While the Red Cross is able to help in terms of food, shelter and clothing for victims of fire, the organization is not able to help with the many expenses which go along with family members traveling distances to a burn center.

With the donations received thus far, $19,680 at press time, the amount is small in relation to what’s ahead for the family of three. Other renters from Rock Bridge, which is now condemned, are working to rebuild their lives.

Larry Prayter, age 67, lived at Rock Bridge for 13 months before the fire forced him from his home. Today, Prayter lives with his cousin in Weaverville. He didn’t ask for any help from the Red Cross. “I didn’t want to take any help when it could be used for someone who really needed it,” said Prayter. While some of his neighbors lost everything in the fire, Prayter considers himself lucky because his belongings only suffered minor smoke damage. “I didn’t lose anything because my apartment was far enough away; the Lord blessed me there,” he added.

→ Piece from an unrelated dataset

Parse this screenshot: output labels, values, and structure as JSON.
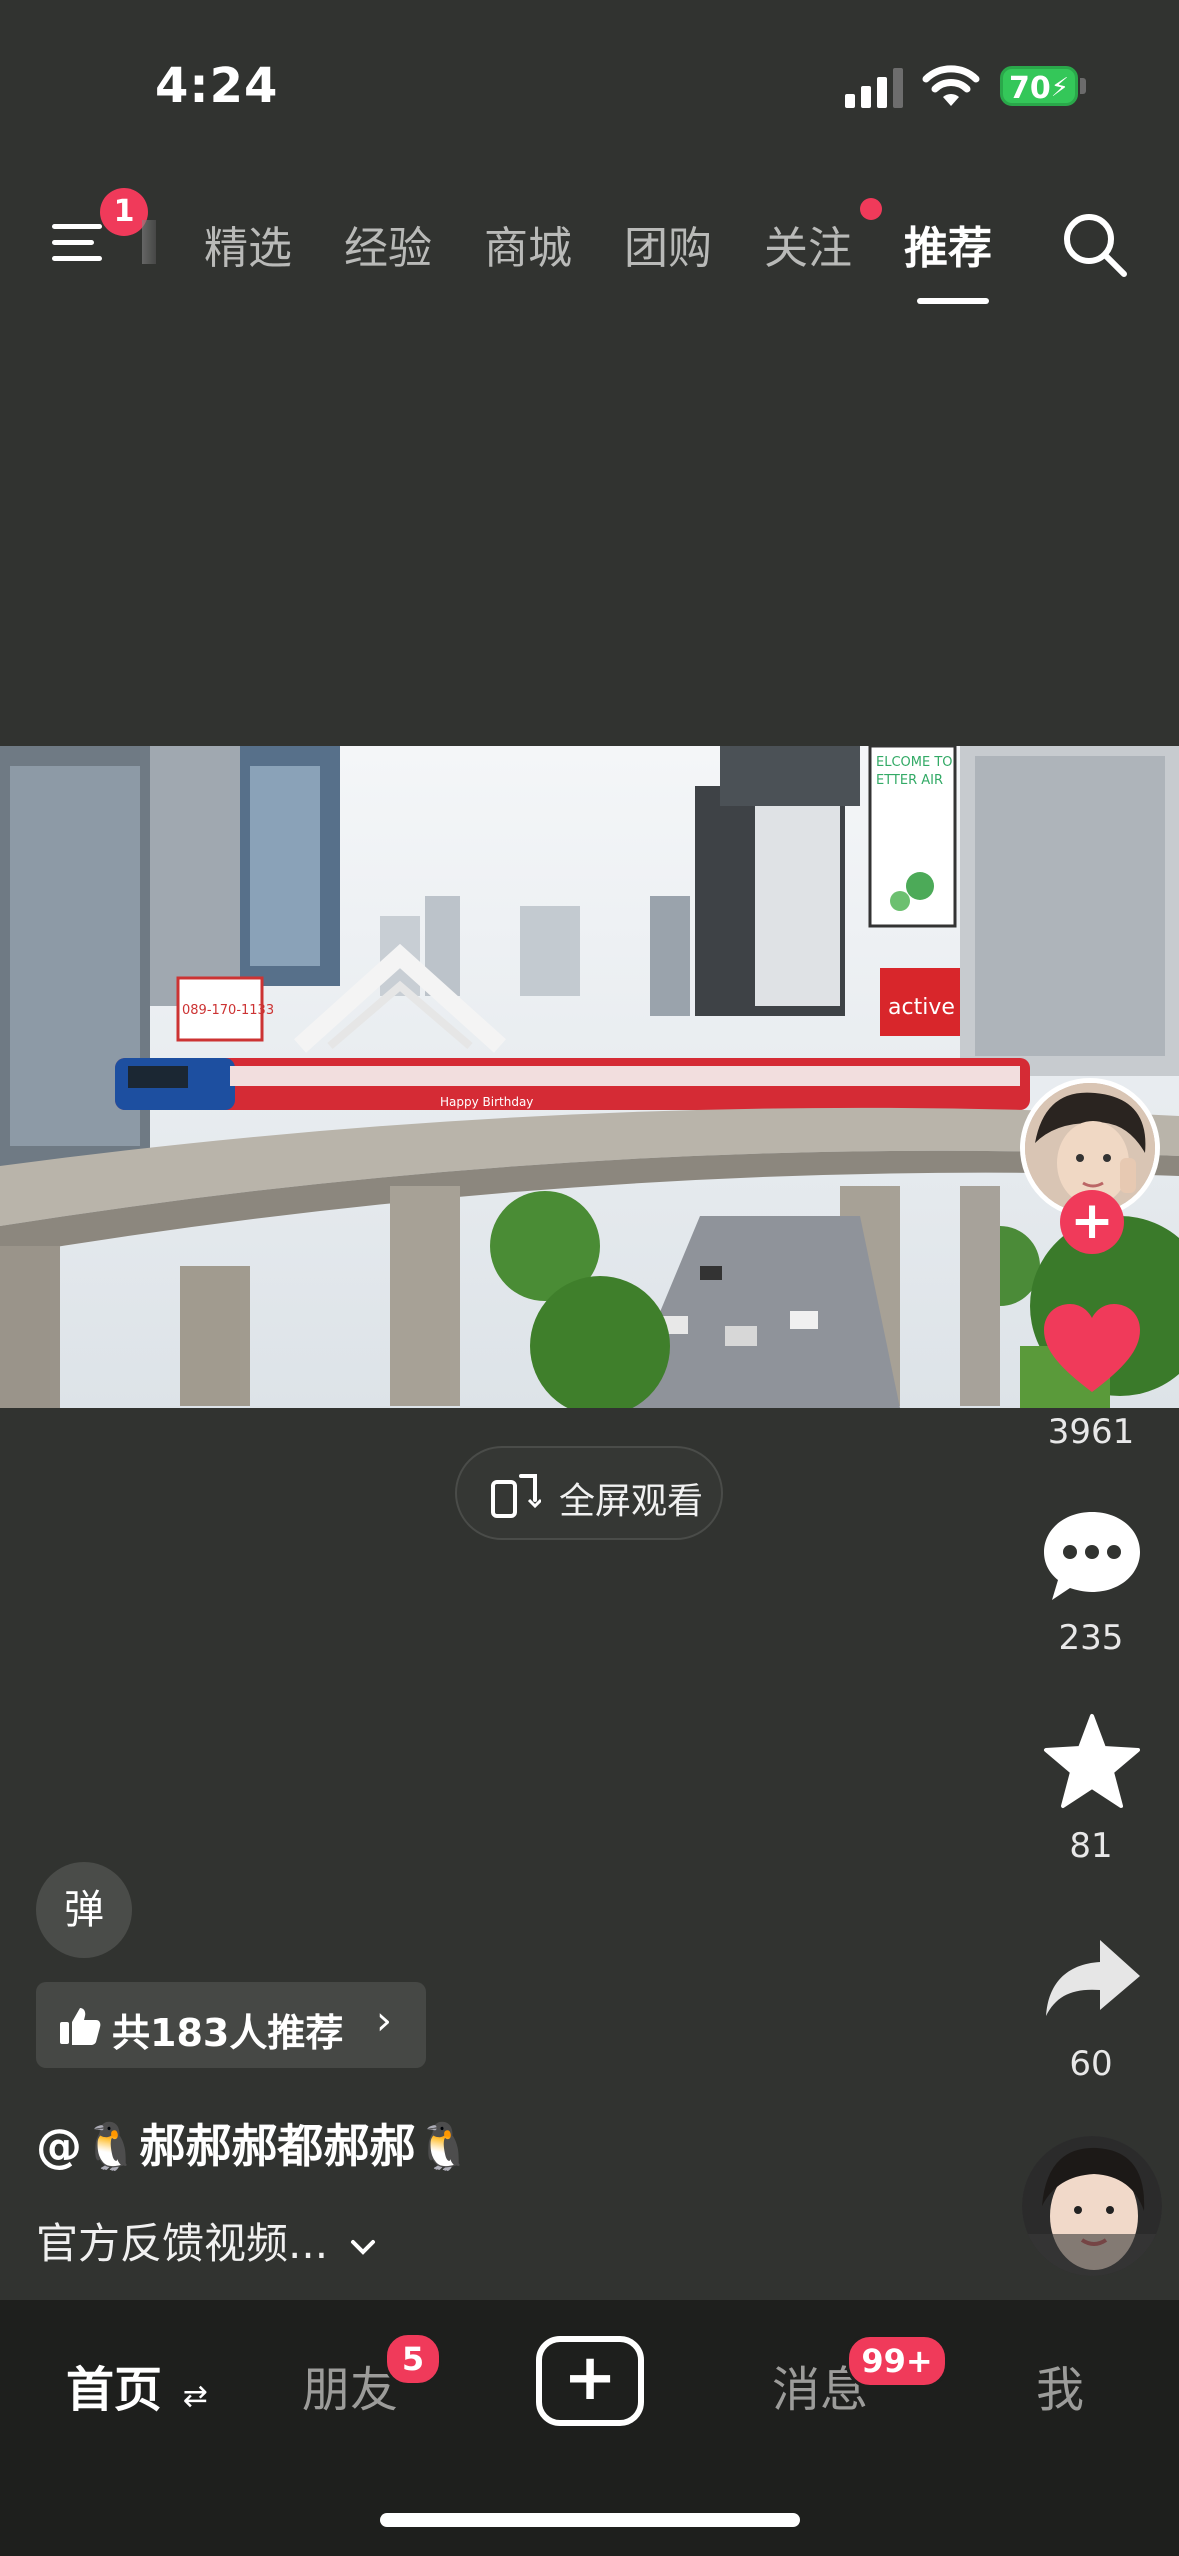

A former fireman, Prayter said memories from the tragedy weigh heavily on his mind. A friend of the Ventura family, Prayter said he recalls vividly the severity of the family’s burns. “I knew the little boy pretty well and he was burned really bad,” said Prayter. “I woke up and smelled smoke,” recalled Prayter who lived alone. His apartment was on the opposite end of the complex from Ventura’s apartment.

The fire trucks, said Prayter, hadn’t arrived yet when he walked out his door. “There was one lady running along and beating on doors to wake people up,” said Prayter. “She lived closer to the fire,” Prayter added.

“It was really cold and people were standing outside,” Prayter recalled. “Just a minute seems like a long time during something like that,” he added.

According to Prayter, when he came outside, he noticed the Ventura family had been placed in a tenant’s vehicle before emergency personnel arrived. The Barnardsville Fire Department, along with support from more than 10 area fire departments and emergency service agencies, responded to the structure fire at 2:30 a.m. Jan 3. According to Barnardsville Fire Chief Kevin Mundy, 49 firefighters helped contain the fire. “We had fire departments from Barnardsville, Jupiter, Reems Creek, French Broad, Woodfin, Mars Hill, Reynolds, West Buncombe, Buncombe EMS and Buncombe County Rescue Squad.

We had 49 firefighters altogether from 10 different agencies,” said the Chief days after the fire. The fire remains under investigation by the Buncombe County Arson Task Force. According to Buncombe County Deputy Fire Marshal Terry Gentry, the unsafe condition of the burned building has delayed the investigation.

“Part of the structure is not safe to be in, so we plan to be there when they start demolition again and use the heavy equipment to pull things out for us to look at,” Gentry said. When asked if the fi re was started by an explosion, Gentry responded there has been no evidence so far to support any gas leak or explosion. He added, however, that the investigators haven’t been able to determine yet where the fire started. “There was no explosion in the area of the apartment where we have investigated for any type of explosion,” he said. “We are still unsure where the fire started.”